There are probably multiple ways to achieve this with UDFs. Without UDFs, you can unpivot the dataframe, find the highest value column via a Window
operation and then re-group everything together. The code below works for any number of columns that should be ranked; you just need to change colsForRanking
accordingly.
First, unpivot (stack
) the data:
val colsForRanking = List("c0", "c1", "c2")
val remainingCols = dfIn.columns.filterNot(colsForRanking.contains(_))

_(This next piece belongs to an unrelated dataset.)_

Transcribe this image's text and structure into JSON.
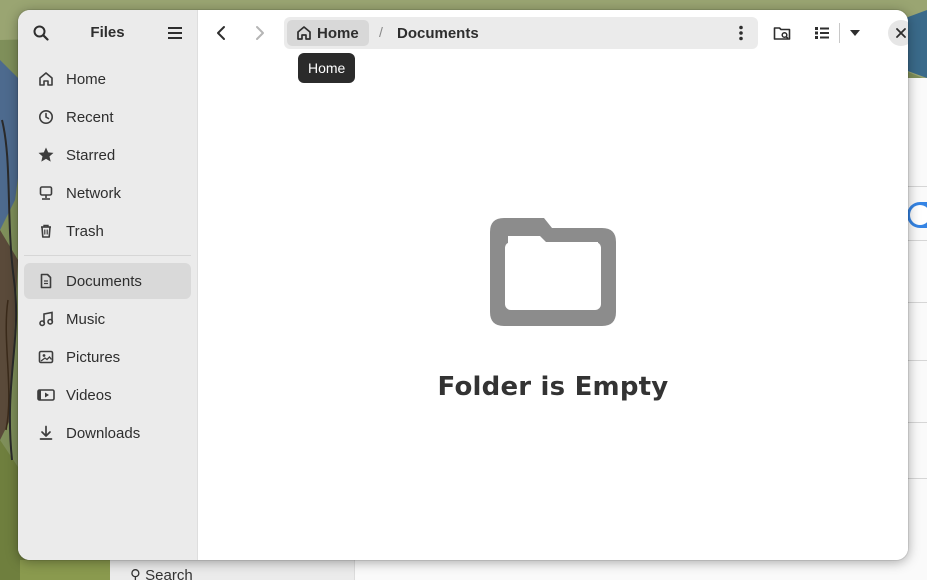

val stackString = (colsForRanking.size.toString +: colsForRanking
.flatMap(c => List(s"'$c'", c))).mkString(",") // 3,'c0',c0,'c1',c1,'c2',c2
val df_unpivot = dfIn.select(
dfIn.columns.map(col) :+ expr(s"stack($stackString) as (colName, value)"): _*)
This adds value
and colName
columns by duplicating the original data for all cN
s and putting each cN
in an individual row. Next, you need to rank the rows using a Window
:
val w = Window.partitionBy(remainingCols.map(col): _*)
.orderBy($"value".desc) // we don't need _all_ columns for the partition, but have to make sure the combination is unique
val df_ranked = df_unpivot
.withColumn("valueRank", row_number.over(w))
.withColumn("first", when($"valueRank" === 1, $"colName"))
.withColumn("second", when($"valueRank" === 2, $"colName"))
when
without otherwise
is NULL
when the condition isn't met, which will be useful in the last step.
Finally, you can group everything back together:
val df_result = df_ranked.groupBy(dfIn.columns.map(col): _*)
.agg(
first($"first", ignoreNulls = true).alias("first"),
first($"second", ignoreNulls = true).alias("second"),
)
first()
gives you an arbitrary value within each group (as there is no sorting); however, since you made sure that the values you don't want are NULL
, it returns exactly the value you want.